Esta diferencia en la presentación hace que los hombres sean menos diagnosticados: estadísticamente, las mujeres reciben el diagnóstico de depresión 2 veces más, pero los hombres tienen tasas de suicidio de 3 a 4 veces más altas. Esto sugiere que la depresión masculina existe pero no siempre se identifica ni se trata.

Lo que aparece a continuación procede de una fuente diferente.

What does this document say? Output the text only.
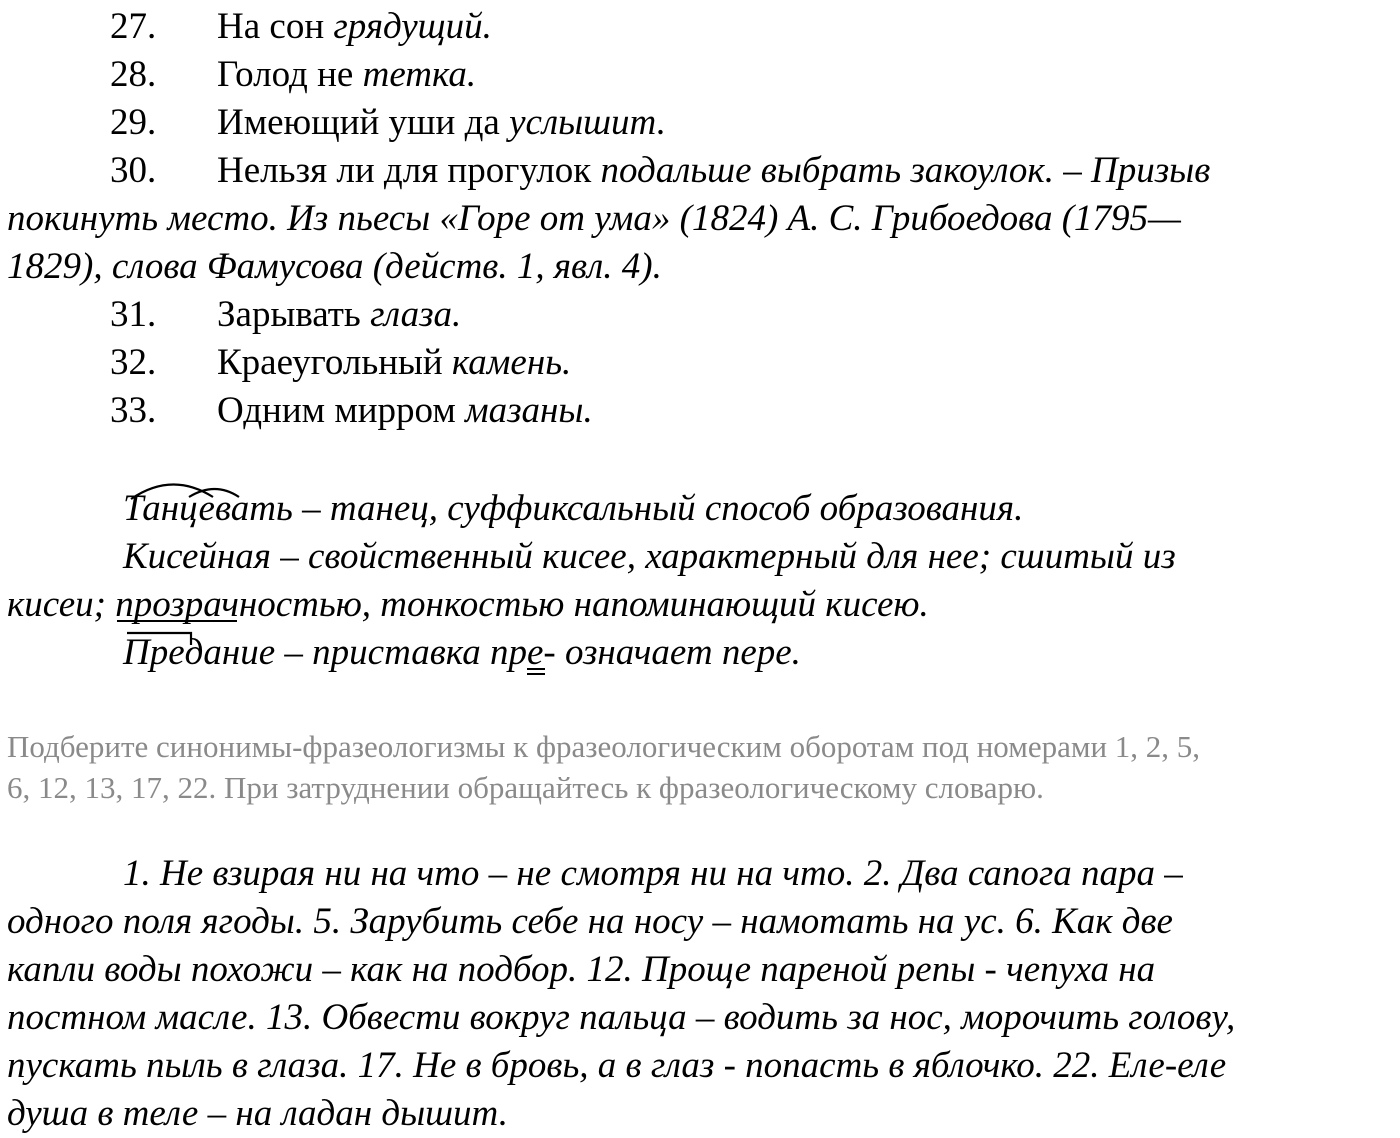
27. На сон грядущий.
28. Голод не тетка.
29. Имеющий уши да услышит.
30. Нельзя ли для прогулок подальше выбрать закоулок. – Призыв
покинуть место. Из пьесы «Горе от ума» (1824) А. С. Грибоедова (1795—
1829), слова Фамусова (действ. 1, явл. 4).
31. Зарывать глаза.
32. Краеугольный камень.
33. Одним мирром мазаны.
Танцевать – танец, суффиксальный способ образования.
Кисейная – свойственный кисее, характерный для нее; сшитый из
кисеи; прозрачностью
, тонкостью напоминающий кисею.
Предание – приставка пре
- означает пере.
Подберите синонимы-фразеологизмы к фразеологическим оборотам под номерами 1, 2, 5,
6, 12, 13, 17, 22. При затруднении обращайтесь к фразеологическому словарю.
1. Не взирая ни на что – не смотря ни на что. 2. Два сапога пара –
одного поля ягоды. 5. Зарубить себе на носу – намотать на ус. 6. Как две
капли воды похожи – как на подбор. 12. Проще пареной репы - чепуха на
постном масле. 13. Обвести вокруг пальца – водить за нос, морочить голову,
пускать пыль в глаза. 17. Не в бровь, а в глаз - попасть в яблочко. 22. Еле-еле
душа в теле – на ладан дышит.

Barreras específicas: el estigma ("un hombre no llora", "es una debilidad"), la falta de reconocimiento de los propios síntomas como depresión, una menor tendencia general a buscar ayuda médica, y una menor formación de los profesionales de la salud para identificar la depresión masculina atípica.
Ejemplo práctico
El esposo de Sandra estaba cada vez más irritable, bebía más cerveza, trabajaba hasta la madrugada, y evitaba las conversaciones. Cuando ella mencionó la posibilidad de depresión, él lo descartó: "no tengo motivo para deprimirme". El médico de familia, al escuchar los síntomas en la consulta, identificó la depresión e inició el tratamiento, transformando la dinámica familiar.